FOLIO aims to broaden the study of literature(s) by exploring how writers and categories of readers employ literature for a variety of purposes – some explicit, some only vaguely defined – in a wide range of public settings. To give but one example: rather than attempt novel reinterpretations of a classic like War and Peace, we attempt to explore how the powers that be attempted, in the Soviet era, to use Russia’s classic literature to create a common Soviet identity in a multi-national society by way of everything from the official celebration of writers’ birthdays to generously funded adaptations of their major works to the silver screen and television.
FOLIO will explore how literary texts become the subject of debate, negation or dialogue centred on contemporary values and opinions of popular concern (in particular during the last two centuries). In other words, we look upon the public conversation – the debate – about literature, as a crucial part of literature itself.

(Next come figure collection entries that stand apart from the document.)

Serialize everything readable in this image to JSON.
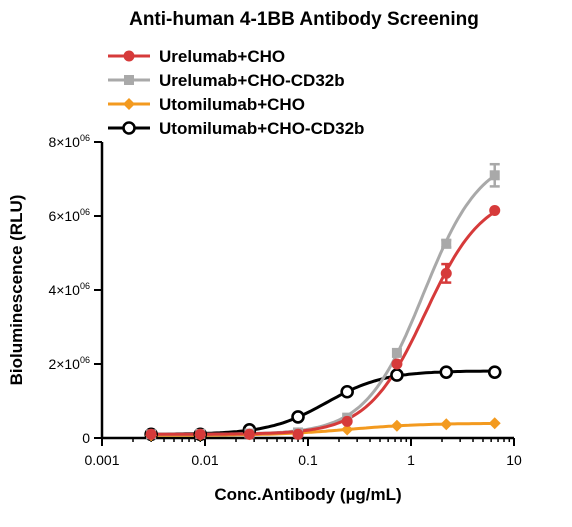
{
  "chart_data": {
    "type": "line",
    "title": "Anti-human 4-1BB Antibody Screening",
    "xlabel": "Conc.Antibody (µg/mL)",
    "ylabel": "Bioluminescence (RLU)",
    "x_scale": "log",
    "xlim": [
      0.001,
      10
    ],
    "ylim": [
      0,
      8000000
    ],
    "x_ticks": [
      0.001,
      0.01,
      0.1,
      1,
      10
    ],
    "x_tick_labels": [
      "0.001",
      "0.01",
      "0.1",
      "1",
      "10"
    ],
    "y_ticks": [
      0,
      2000000,
      4000000,
      6000000,
      8000000
    ],
    "y_tick_labels": [
      {
        "mant": "0",
        "exp": ""
      },
      {
        "mant": "2×10",
        "exp": "06"
      },
      {
        "mant": "4×10",
        "exp": "06"
      },
      {
        "mant": "6×10",
        "exp": "06"
      },
      {
        "mant": "8×10",
        "exp": "06"
      }
    ],
    "grid": false,
    "legend_position": "top-left",
    "series": [
      {
        "name": "Urelumab+CHO",
        "color": "#d63a3a",
        "marker": "circle-filled",
        "x": [
          0.003,
          0.009,
          0.027,
          0.08,
          0.24,
          0.73,
          2.2,
          6.5
        ],
        "y": [
          100000,
          100000,
          100000,
          100000,
          450000,
          2000000,
          4450000,
          6150000
        ],
        "err": [
          0,
          0,
          0,
          0,
          0,
          0,
          250000,
          0
        ]
      },
      {
        "name": "Urelumab+CHO-CD32b",
        "color": "#a9a9a9",
        "marker": "square-filled",
        "x": [
          0.003,
          0.009,
          0.027,
          0.08,
          0.24,
          0.73,
          2.2,
          6.5
        ],
        "y": [
          100000,
          110000,
          120000,
          150000,
          550000,
          2300000,
          5250000,
          7100000
        ],
        "err": [
          0,
          0,
          0,
          0,
          0,
          0,
          100000,
          300000
        ]
      },
      {
        "name": "Utomilumab+CHO",
        "color": "#f39a1f",
        "marker": "diamond-filled",
        "x": [
          0.003,
          0.009,
          0.027,
          0.08,
          0.24,
          0.73,
          2.2,
          6.5
        ],
        "y": [
          70000,
          80000,
          100000,
          130000,
          230000,
          330000,
          370000,
          400000
        ],
        "err": [
          0,
          0,
          0,
          0,
          0,
          0,
          0,
          0
        ]
      },
      {
        "name": "Utomilumab+CHO-CD32b",
        "color": "#000000",
        "marker": "circle-open",
        "x": [
          0.003,
          0.009,
          0.027,
          0.08,
          0.24,
          0.73,
          2.2,
          6.5
        ],
        "y": [
          100000,
          100000,
          220000,
          570000,
          1250000,
          1700000,
          1780000,
          1780000
        ],
        "err": [
          0,
          0,
          0,
          0,
          0,
          0,
          0,
          0
        ]
      }
    ]
  }
}
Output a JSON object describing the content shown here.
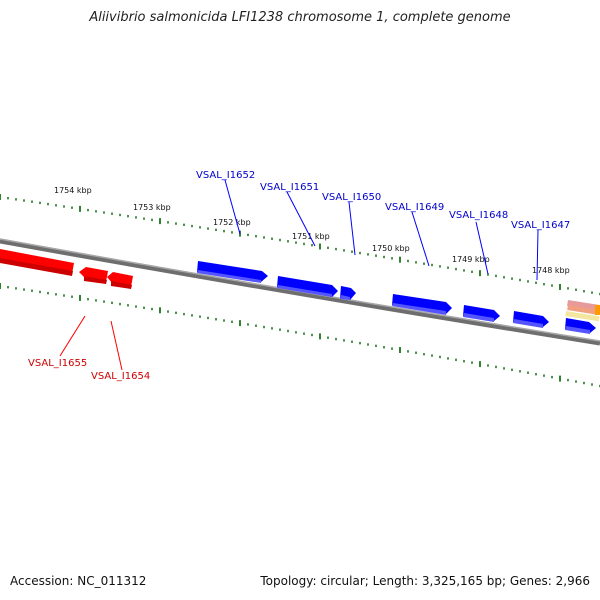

Taking the actual settings in which literature becomes subject to public uses or exchanges of opinion as our point of departure, FOLIO seeks to explore what it is that gives literary texts their particular power. This does not mean that we relegate the text as such to a secondary position or dispense with studying it altogether. On the contrary, by adopting this very perspective we shall become forced to explore the rhetorical qualities of the text that allows its meaning(s) and significance to be contested in different public spheres.
FOLIO draws creatively on the possibilities for comparative studies and approaches offered by the Centre for Languages and Literature. Its community of researchers brings together scholarship that covers a wide range of cultures and linguistic regions.
The FOLIO project is supported by a three-year development grant from the Faculties of Humanities and Theology at Lund University.